As explained above, according to the present invention, there is provided a vehicle height detection means, a control circuit that calculates a future vehicle height detection output and controls switching of a control valve, and air supply from an air source through the control valve. In the vehicle height adjustment device for a two-wheeled vehicle, the device has an air suspension unit that receives air from the vehicle, and an exhaust passage that exhausts air from the air suspension unit through the control valve. By associating the vehicle speed detection means that operates within the range, the vehicle height can be automatically adjusted in accordance with the correct load at a vehicle speed that does not impair steering stability, and safe driving can be achieved.
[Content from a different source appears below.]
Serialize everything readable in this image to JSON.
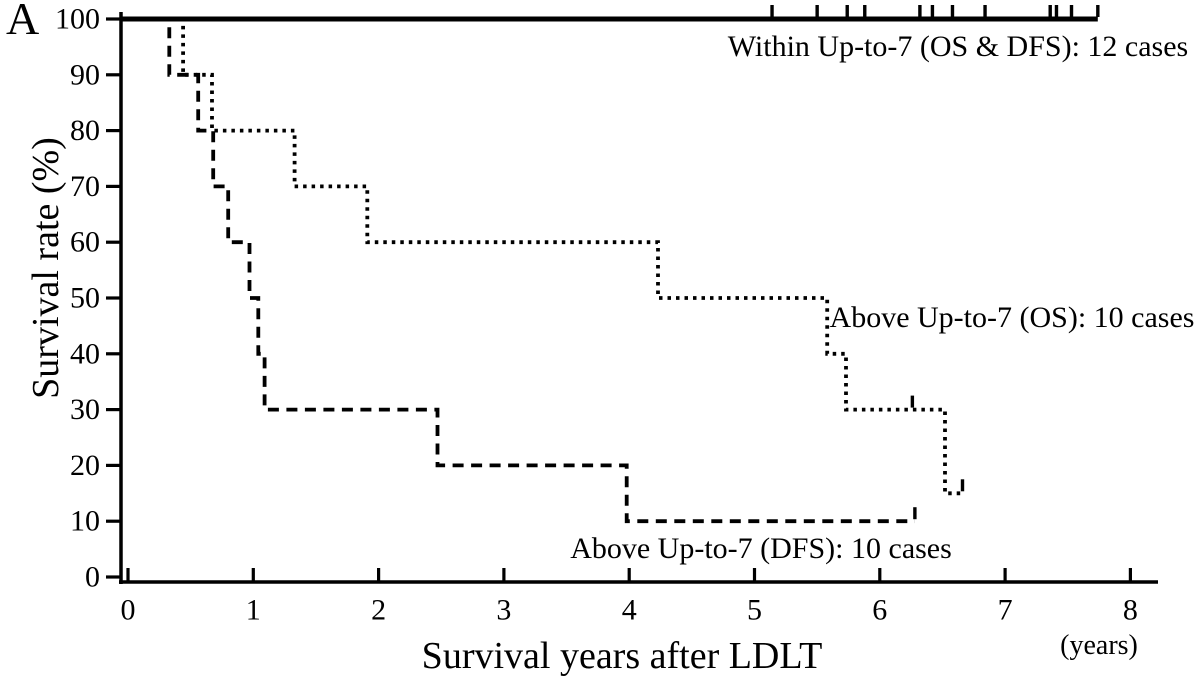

[Brief explanation of the drawing]

Figure 1 is a side view of the vehicle height adjustment device attached to the vehicle body, Figure 2 is a vertical side view of the vehicle height detection device, Figure 3 is a cross-sectional view taken along the - line in Figure 2, and Figure 4 is a side view of the vehicle height adjustment device attached to the vehicle body.
Figure 5 is a system diagram of the vehicle height adjustment device, Figure 5 is an electric circuit diagram, Figure 6 is a system diagram of the motorcycle height adjustment device of the present invention, and Figures 7 and 8 are circuit diagrams for vehicle speed detection. be. 1...Vehicle height detection means, 2...Air suspension unit, 32...Control valve, 3
5...Air source, 36...Exhaust passage, 62...
...Vehicle speed detection means.

Claims (1)

[Scope of Claim for Utility Model Registration] (1) Vehicle height detection means, a control circuit that calculates the detection output of the vehicle height detection means and controls switching of a control valve, and supply of air from an air source through the control valve. an air suspension unit that receives air from the air suspension unit; an exhaust passage that exhausts air from the air suspension unit through the control valve; and vehicle speed detection means associated with the vehicle height detection means; A vehicle height adjustment device for two-wheeled vehicles that operates only in the vehicle speed range of . (2) The vehicle height adjustment device for a two-wheeled vehicle according to claim 1, wherein the vehicle speed detection means comprises a control circuit including a comparator. (3) The vehicle height adjustment device for a two-wheeled vehicle according to claim 1, wherein the vehicle speed detection means is a speedometer.